Comparing morphologic and stratigraphic field data from a tectonic basin on the Ganges-Brahmaputra River delta with results from a reduced-complexity model for river delta formation

Ryan Sincavage, Vanderbilt University, Tennessee, United States. ryan.s.sincavage@vanderbilt.edu
Carol Wilson, Vanderbilt University, Tennessee, United States.
Man Liang, University of Texas Austin Austin Texas, United States.
Paola Passalacqua, University of Texas at Austin, Texas, United States.
Steven Goodbred, Vanderbilt University, Tennessee, United States.

Abstract:

Sylhet Basin in northeastern Bangladesh contains an archive of Holocene sediment deposited by the Brahmaputra River during episodic occupations of this subsiding basin. Geochemical and lithologic analyses of samples from more than 300 closely-spaced (3-5 km) boreholes have been used to delineate three discrete channel occupations confined to two sediment “fairways” within Sylhet Basin over the past ~10,000 years. A well-defined break in topography has been identified along these fairways, distinguishing a steeper (~10–4) upper fan delta from a lower gradient (~10–5) backwater-reach delta. This break in topography corresponds to a change from rapid to slow rate of downstream fining in Holocene sediments, perhaps representing the distal limit of mass extraction of bedload material. Furthermore, this break in slope roughly correlates with start of the backwater transition as calculated by a variety of methods. Stratigraphy along this reach of Sylhet Basin is characterized by 20-30 m thick early Holocene muds overlain by 30 m of amalgamated channel sands deposited during a prolonged (2-3 kyr) occupation of the basin during the mid Holocene. This stratigraphic succession is consistent with recent reduced-complexity model results of fluvial systems avulsing to infill an existing topographic basin.

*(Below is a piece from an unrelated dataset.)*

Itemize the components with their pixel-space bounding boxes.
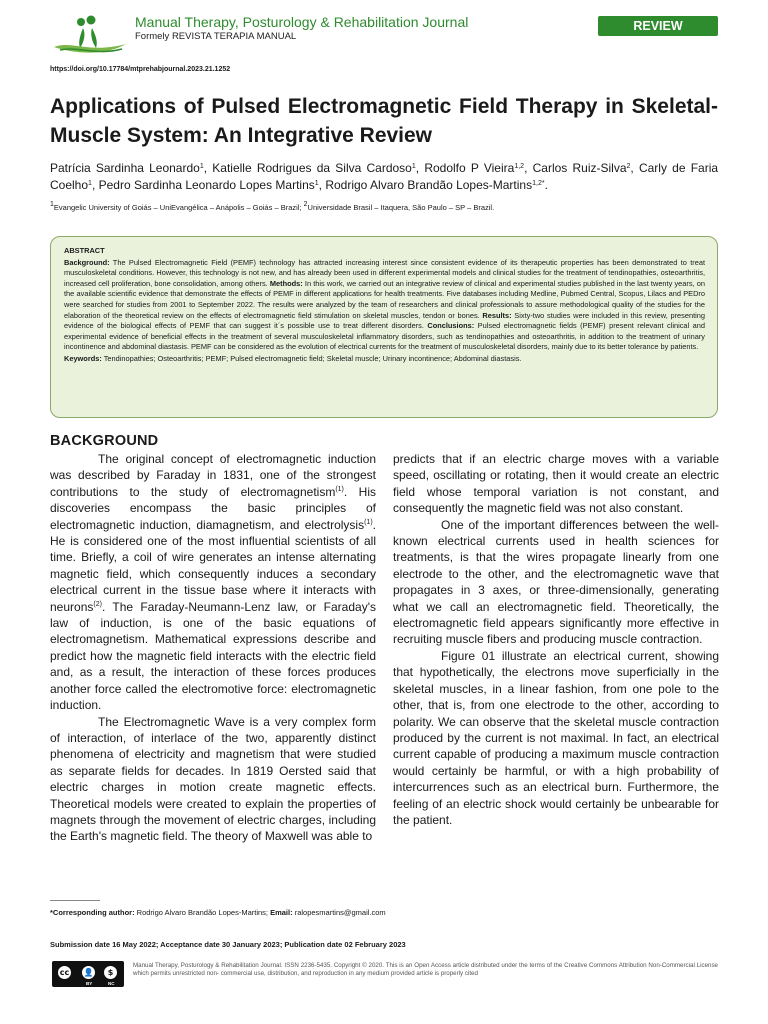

Similar model runs involving an actively subsiding basin (rate high enough to accommodate all incoming sediment) generate an attraction of channels towards the subsidence maximum not observed with the static basin. Based on modern sediment discharge of the Brahmaputra River, volume of the amalgamated channel sands (30 m thick x 80 km wide) formed during the mid-Holocene occupation of Sylhet basin is insufficient to account for the entire sediment budget, likely indicating bypass of the basin to its downstream outlet along the Meghna River, or that discharge was reduced during a the mid-late Holocene weakening of the monsoon. We therefore conclude that the subsidence rate of Sylhet Basin is sufficiently slow relative to sediment input such that the preserved stratigraphy and channel avulsion history are more characteristic of models exhibiting static basin topography than of active subsidence at rates comparable mass deposition. Future modeling scenarios will use the Sylhet Basin stratigraphic data to investigate the role of backwater on morphodynamic channel behavior and the resulting influence on downstream changes in net to gross values and stratal architecture.